Today, this Court blacklists another indigent pro se litigant. The order issued today, which bars future in forma pauperis filings for extraordinary writs by John Demos and hints that restrictions on other filings by Demos might be forthcoming, marks the third such proscription the Court has initiated in the last two years. See In re Sindram, 498 U.S. 177 (1991); In re McDonald, 489 U.S. 180 (1989). Yet, as in Sindram and McDonald, the Court fails to identify any statute or rule giving it the extraordinary authority to impose a permanent ban on an indigent litigant's in forma pauperis filings. Nor does the Court satisfactorily explain why it has singled out an indigent litigant for having lodged frivolous filings when paying litigants often are guilty of the same sin.
I continue to oppose this Court's unseemly practice of banning in forma pauperis filings by indigent litigants. See In re Sindram, supra, at 181 (MARSHALL, J., dissenting; In re McDonald, supra, at 185 (1989) (Brennan, J., dissenting, joined by MARSHALL, BLACKMUN, and STEVENS, JJ.). As I have argued, the Court's assessment of the disruption that an overly energetic litigant like Demos poses to "the orderly consideration of cases," ante, at 17, is greatly exaggerated. See In re Sindram, supra, at 181 (dissenting opinion). The Court is sorely mistaken if it believes that the solution to the problem of a crowded docket is to crack down on a litigant like Demos.

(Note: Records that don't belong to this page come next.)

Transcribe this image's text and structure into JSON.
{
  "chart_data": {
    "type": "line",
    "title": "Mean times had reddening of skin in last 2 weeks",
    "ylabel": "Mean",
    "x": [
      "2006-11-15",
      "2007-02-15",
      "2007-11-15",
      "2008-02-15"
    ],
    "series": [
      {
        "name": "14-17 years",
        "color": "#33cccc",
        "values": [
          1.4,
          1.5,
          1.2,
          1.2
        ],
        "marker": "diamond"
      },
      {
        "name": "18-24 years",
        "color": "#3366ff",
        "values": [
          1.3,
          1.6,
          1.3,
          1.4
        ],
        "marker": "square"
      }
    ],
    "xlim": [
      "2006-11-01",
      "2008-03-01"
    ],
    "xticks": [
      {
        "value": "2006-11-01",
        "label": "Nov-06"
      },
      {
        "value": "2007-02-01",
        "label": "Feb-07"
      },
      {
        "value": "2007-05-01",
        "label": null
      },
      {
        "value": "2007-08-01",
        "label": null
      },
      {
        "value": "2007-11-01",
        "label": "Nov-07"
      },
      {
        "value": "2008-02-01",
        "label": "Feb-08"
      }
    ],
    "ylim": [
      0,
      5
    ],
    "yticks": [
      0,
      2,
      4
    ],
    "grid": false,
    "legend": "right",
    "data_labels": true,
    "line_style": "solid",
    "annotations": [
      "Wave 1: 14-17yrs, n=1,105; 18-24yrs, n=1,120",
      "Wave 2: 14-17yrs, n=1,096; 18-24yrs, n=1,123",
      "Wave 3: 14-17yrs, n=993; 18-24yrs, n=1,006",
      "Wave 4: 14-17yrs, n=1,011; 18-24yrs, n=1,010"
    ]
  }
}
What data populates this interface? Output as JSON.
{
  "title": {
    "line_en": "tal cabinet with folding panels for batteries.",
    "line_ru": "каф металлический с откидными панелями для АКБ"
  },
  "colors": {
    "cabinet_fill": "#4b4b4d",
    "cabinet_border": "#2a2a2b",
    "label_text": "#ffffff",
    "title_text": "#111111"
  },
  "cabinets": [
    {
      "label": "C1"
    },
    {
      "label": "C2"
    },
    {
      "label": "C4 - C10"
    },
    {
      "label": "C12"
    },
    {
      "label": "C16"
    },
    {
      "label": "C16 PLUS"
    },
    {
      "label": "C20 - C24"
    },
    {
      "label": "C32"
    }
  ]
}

Two years ago, Justice Brennan sagely warned that in "needlessly depart[ing] from its generous tradition" of leaving its doors open to all classes of litigants, the Court "sets sail on a journey whose landing point is uncertain." In re McDonald, supra, at 188 (dissenting opinion). The journey's ominous destination is becoming apparent. The Court appears resolved to close its doors to increasing numbers of indigent litigants -- and for increasingly less justifiable reasons.I fear that the Court's action today portends even more Draconian restrictions on the access of indigent litigants to this Court.
In closing its doors today to another indigent litigant, the Court moves ever closer to the day when it leaves an indigent litigant with a meritorious claim out in the cold. And with each barrier that it places in the way of indigent litigants, and with each instance in which it castigates such litigants for having "abused the system," ante, at 17, the court can only reinforce in the hearts and minds of our society's less fortunate members the unsettling message that their pleas are not welcome here.